Creio que Steinbeck queria mostrar os efeitos nefastos da ganância na sociedade. Diria que esta ganância é a mesma que expôs em As Vinhas da Ira (1929), quando parte da população americana perecia de fome, e a outra aproveitava o seu desespero para progredir pagando baixos salários e explorando-os até à última gota de sangue. Os princípios são os mesmos. Steinbeck deixa também claro o quão difícil é, para alguém à margem, entrar numa sociedade que é aparentemente aberta e heterogénea, plena de oportunidades, mas que no fundo é viciada e corrupta. Deixa evidente que há uma tendência para que o humano tire proveito de outro humano que se lhe apresente vulnerável. A prova disso é que, a partir do instante em que Kino descobre algo valioso, algo que desperta a cobiça de todos os outros, é como se toda a cidade se unisse para o esmagar e expropriar do que poderia significar, para ele, uma possível ascensão social.


Senti as emoções que me acompanharam nestas outras leituras. Injustiça. Desespero. Uma vez mais, o autor conseguiu imprimir uma aura quase de um Jesus Cristo, ou de um profeta, ao seu personagem masculino central. E Juana, por sua vez, é como uma Maria sofredora e mãe. Acima de qualquer coisa, é mãe.


Lê-se muito rápido e é uma excelente introdução à obra deste Nobel (1962) americano.Recomendo vivamente!

Classificação: 5*****

segunda-feira, 1 de abril de 2019

#213 SARAMAGO, José, Caim



Sinopse: Neste novo romance, o vencedor do prêmio Nobel José Saramago reconta episódios bíblicos do Velho Testamento sob o ponto de vista de Caim, que, depois de assassinar seu irmão, trava um incomum acordo com deus e parte numa jornada que o levará do jardim do Éden aos mais recônditos confins da criação.


Se, em O Evangelho segundo Jesus Cristo, José Saramago nos deu sua visão do Novo Testamento, neste Caim ele se volta aos primeiros livros da Bíblia, do Éden ao dilúvio, imprimindo ao Antigo Testamento a música e o humor refinado que marcam sua obra. Num itinerário heterodoxo, Saramago percorre cidades decadentes e estábulos, palácios de tiranos e campos de batalha, conforme o leitor acompanha uma guerra secular, e de certo modo involuntária, entre criador e criatura. No trajeto, o leitor revisitará episódios bíblicos conhecidos, mas sob uma perspectiva inteiramente diferente.
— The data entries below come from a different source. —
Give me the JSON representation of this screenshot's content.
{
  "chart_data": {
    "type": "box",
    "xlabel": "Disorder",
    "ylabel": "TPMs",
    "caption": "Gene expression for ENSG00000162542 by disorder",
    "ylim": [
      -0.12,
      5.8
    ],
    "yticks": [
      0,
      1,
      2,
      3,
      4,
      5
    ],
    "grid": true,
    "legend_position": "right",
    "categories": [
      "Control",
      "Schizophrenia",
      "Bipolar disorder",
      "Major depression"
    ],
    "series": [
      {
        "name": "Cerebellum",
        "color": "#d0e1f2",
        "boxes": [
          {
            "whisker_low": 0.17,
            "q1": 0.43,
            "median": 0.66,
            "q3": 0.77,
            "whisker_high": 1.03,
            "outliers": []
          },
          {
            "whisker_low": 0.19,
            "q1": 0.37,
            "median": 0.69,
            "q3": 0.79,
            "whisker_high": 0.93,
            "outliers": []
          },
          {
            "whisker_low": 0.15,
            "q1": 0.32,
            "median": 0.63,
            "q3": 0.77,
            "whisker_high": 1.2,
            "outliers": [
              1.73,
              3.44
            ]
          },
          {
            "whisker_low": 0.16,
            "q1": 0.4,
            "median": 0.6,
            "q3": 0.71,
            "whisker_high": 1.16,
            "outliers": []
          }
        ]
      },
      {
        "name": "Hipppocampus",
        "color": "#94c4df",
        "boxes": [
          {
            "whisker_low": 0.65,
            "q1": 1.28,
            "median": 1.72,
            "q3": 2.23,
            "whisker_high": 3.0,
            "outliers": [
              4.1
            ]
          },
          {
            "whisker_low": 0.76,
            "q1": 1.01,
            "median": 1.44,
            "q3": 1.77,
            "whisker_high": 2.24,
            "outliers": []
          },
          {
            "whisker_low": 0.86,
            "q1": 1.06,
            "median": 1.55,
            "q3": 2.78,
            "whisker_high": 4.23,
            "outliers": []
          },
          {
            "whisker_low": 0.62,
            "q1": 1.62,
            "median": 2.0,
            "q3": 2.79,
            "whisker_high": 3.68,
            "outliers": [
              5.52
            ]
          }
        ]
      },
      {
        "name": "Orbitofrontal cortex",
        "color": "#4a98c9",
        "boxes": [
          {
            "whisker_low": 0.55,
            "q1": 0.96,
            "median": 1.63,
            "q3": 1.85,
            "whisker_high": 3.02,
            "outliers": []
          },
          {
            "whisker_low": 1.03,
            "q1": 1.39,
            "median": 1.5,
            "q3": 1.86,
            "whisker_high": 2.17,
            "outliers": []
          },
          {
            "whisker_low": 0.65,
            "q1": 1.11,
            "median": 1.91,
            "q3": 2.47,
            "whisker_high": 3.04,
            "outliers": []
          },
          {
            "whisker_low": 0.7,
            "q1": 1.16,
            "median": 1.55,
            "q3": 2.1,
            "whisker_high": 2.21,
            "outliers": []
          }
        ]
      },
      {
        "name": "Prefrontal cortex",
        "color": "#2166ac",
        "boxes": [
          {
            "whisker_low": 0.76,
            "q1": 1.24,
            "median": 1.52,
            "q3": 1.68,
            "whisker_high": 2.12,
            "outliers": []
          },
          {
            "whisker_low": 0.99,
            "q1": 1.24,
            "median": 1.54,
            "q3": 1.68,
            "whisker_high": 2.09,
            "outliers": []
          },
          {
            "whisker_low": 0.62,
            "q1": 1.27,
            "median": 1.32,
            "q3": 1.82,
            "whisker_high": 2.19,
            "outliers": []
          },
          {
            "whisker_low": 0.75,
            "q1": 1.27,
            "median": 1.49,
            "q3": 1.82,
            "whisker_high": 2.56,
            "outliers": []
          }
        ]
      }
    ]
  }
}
Para atravessar esse caminho árido, um deus às turras com a própria administração colocará Caim, assassino do irmão Abel e primogênito de Adão e Eva, num altivo jegue, e caberá à dupla encontrar o rumo entre as armadilhas do tempo que insistem em atraí-los. A Caim, que leva a marca do senhor na testa e portanto está protegido das iniquidades do homem, resta aceitar o destino amargo e compactuar com o criador, a quem não reserva o melhor dos julgamentos. Tal como o diabo de O Evangelho, o deus que o leitor encontra aqui não é o habitual dos sermões: ao reinventar o Antigo Testamento, Saramago recria também seus principais protagonistas, dando a eles uma roupagem ao mesmo tempo complexa e irônica, cujo tom de farsa da narrativa só faz por acentuar.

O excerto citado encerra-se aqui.